Tuesday, May 10, 2005

Real ID: Principal versus Principle

Orin Kerr at The Volokh Conspiracy writes on the Real ID bill (included by House Republicans in the emergency appropriation bill for Iraq/Afghanistan to change requirements for drivers licenses) as commented on by Bruce Schneier here. Kerr is tentatively against Real ID, but thinks Schneier may overstate the case. Without going over the history, current law, and significance of the bill, I'd make these points:
  • I wish they'd teach spelling in Minnesota--the bill talks of "principle residence" when they mean "principal".
  • I don't have major problems with the aim, which is to tighten rules on issuing drivers licenses. As a technocrat, however, I wish we had a debate over identification, national standards, and data privacy.
  • I do believe in encryption, both of the data contained on the card and the data in state databases. The occasions when the license needs to be swiped should be rare, and readability should be limited to authorized agents of the state. If private entities want to swipe the card, let them OCR it.

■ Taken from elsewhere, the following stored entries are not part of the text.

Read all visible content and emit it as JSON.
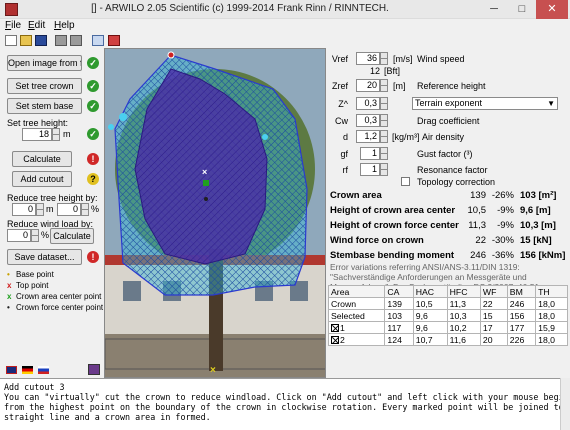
{
  "window": {
    "title": "[] - ARWILO 2.05 Scientific (c) 1999-2014 Frank Rinn / RINNTECH.",
    "minimize": "─",
    "maximize": "□",
    "close": "✕"
  },
  "menu": {
    "file_u": "F",
    "file_rest": "ile",
    "edit_u": "E",
    "edit_rest": "dit",
    "help_u": "H",
    "help_rest": "elp"
  },
  "left": {
    "open_image": "Open image from file...",
    "set_tree_crown": "Set tree crown",
    "set_stem_base": "Set stem base",
    "set_tree_height_label": "Set tree height:",
    "tree_height_value": "18",
    "tree_height_unit": "m",
    "calculate": "Calculate",
    "add_cutout": "Add cutout",
    "reduce_height_label": "Reduce tree height by:",
    "reduce_height_m": "0",
    "reduce_height_m_unit": "m",
    "reduce_height_pct": "0",
    "reduce_height_pct_unit": "%",
    "reduce_load_label": "Reduce wind load by:",
    "reduce_load_value": "0",
    "reduce_load_unit": "%",
    "calculate_small": "Calculate",
    "save_dataset": "Save dataset...",
    "legend": [
      {
        "mark": "•",
        "color": "#c8a000",
        "text": "Base point"
      },
      {
        "mark": "x",
        "color": "#d02020",
        "text": "Top point"
      },
      {
        "mark": "x",
        "color": "#20a020",
        "text": "Crown area center point"
      },
      {
        "mark": "•",
        "color": "#202020",
        "text": "Crown force center point"
      }
    ],
    "status": {
      "ok": "✓",
      "err": "!",
      "warn": "?"
    }
  },
  "right": {
    "vref_label": "Vref",
    "vref_value": "36",
    "vref_unit": "[m/s]",
    "vref_desc": "Wind speed",
    "bft_value": "12",
    "bft_unit": "[Bft]",
    "zref_label": "Zref",
    "zref_value": "20",
    "zref_unit": "[m]",
    "zref_desc": "Reference height",
    "z_label": "Z^",
    "z_value": "0,3",
    "z_dropdown": "Terrain exponent",
    "cw_label": "Cw",
    "cw_value": "0,3",
    "cw_desc": "Drag coefficient",
    "d_label": "d",
    "d_value": "1,2",
    "d_unit": "[kg/m³]",
    "d_desc": "Air density",
    "gf_label": "gf",
    "gf_value": "1",
    "gf_desc": "Gust factor (³)",
    "rf_label": "rf",
    "rf_value": "1",
    "rf_desc": "Resonance factor",
    "topology": "Topology correction",
    "results": [
      {
        "label": "Crown area",
        "v1": "139",
        "v2": "-26%",
        "v3": "103 [m²]"
      },
      {
        "label": "Height of crown area center",
        "v1": "10,5",
        "v2": "-9%",
        "v3": "9,6 [m]"
      },
      {
        "label": "Height of crown force center",
        "v1": "11,3",
        "v2": "-9%",
        "v3": "10,3 [m]"
      },
      {
        "label": "Wind force on crown",
        "v1": "22",
        "v2": "-30%",
        "v3": "15 [kN]"
      },
      {
        "label": "Stembase bending moment",
        "v1": "246",
        "v2": "-36%",
        "v3": "156 [kNm]"
      }
    ],
    "note_lines": [
      "Error variations referring ANSI/ANS-3.11/DIN 1319:",
      "\"Sachverständige Anforderungen an Messgeräte und",
      "Messverfahren\", Der Sachverständige DS 3/2007, 46-51."
    ]
  },
  "table": {
    "headers": [
      "Area",
      "CA",
      "HAC",
      "HFC",
      "WF",
      "BM",
      "TH"
    ],
    "rows": [
      {
        "area": "Crown",
        "ca": "139",
        "hac": "10,5",
        "hfc": "11,3",
        "wf": "22",
        "bm": "246",
        "th": "18,0",
        "checkbox": false
      },
      {
        "area": "Selected",
        "ca": "103",
        "hac": "9,6",
        "hfc": "10,3",
        "wf": "15",
        "bm": "156",
        "th": "18,0",
        "checkbox": false
      },
      {
        "area": "1",
        "ca": "117",
        "hac": "9,6",
        "hfc": "10,2",
        "wf": "17",
        "bm": "177",
        "th": "15,9",
        "checkbox": true
      },
      {
        "area": "2",
        "ca": "124",
        "hac": "10,7",
        "hfc": "11,6",
        "wf": "20",
        "bm": "226",
        "th": "18,0",
        "checkbox": true
      }
    ]
  },
  "help": {
    "lines": [
      "Add cutout 3",
      "You can \"virtually\" cut the crown to reduce windload. Click on \"Add cutout\" and left click with your mouse beginning",
      "from the highest point on the boundary of the crown in clockwise rotation. Every marked point will be joined to a",
      "straight line and a crown area in formed."
    ]
  },
  "colors": {
    "crown_outline": "#2a3ad0",
    "cutout_fill": "#30c0d8",
    "selected_fill": "#3a2a9a",
    "ok": "#2f9a2f",
    "err": "#d02828",
    "warn": "#e0c020"
  }
}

Unfortunately the U.S. doesn't have a rational debate about identification, security, and data privacy. Since we don't and won't, I say:

* we should be doing away with the social security number, not further embedding it into our systems (Unlike other data it often serves both to identify and authenticate the person, which violates good security logic.)

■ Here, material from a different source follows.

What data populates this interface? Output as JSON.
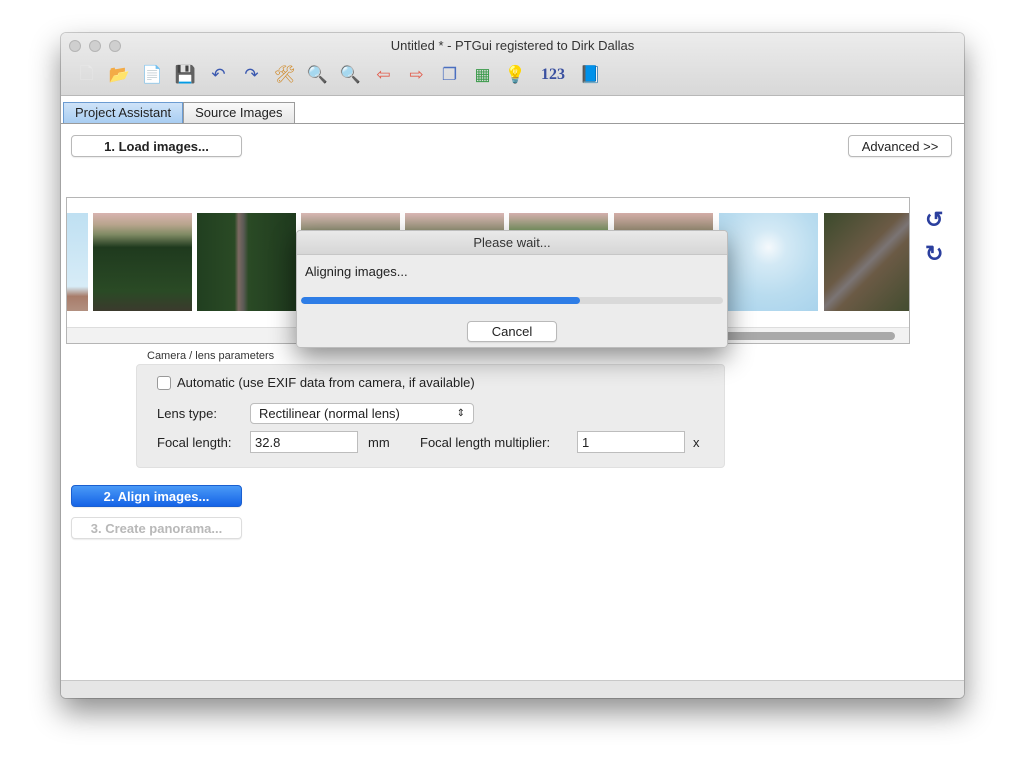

* the implementation of Real ID should be flexible. The Federal govt. has guidelines for e-authentication that agencies are in the process of implementing, but that seems to be a separate line of discussion/development from Real ID. It's going to be expensive to implement both; we ought to be doing them logically.
* RealID ought to include restrictions on the state databases, including provisions for audit trails and transaction logs, encryption of data, provision for review and access.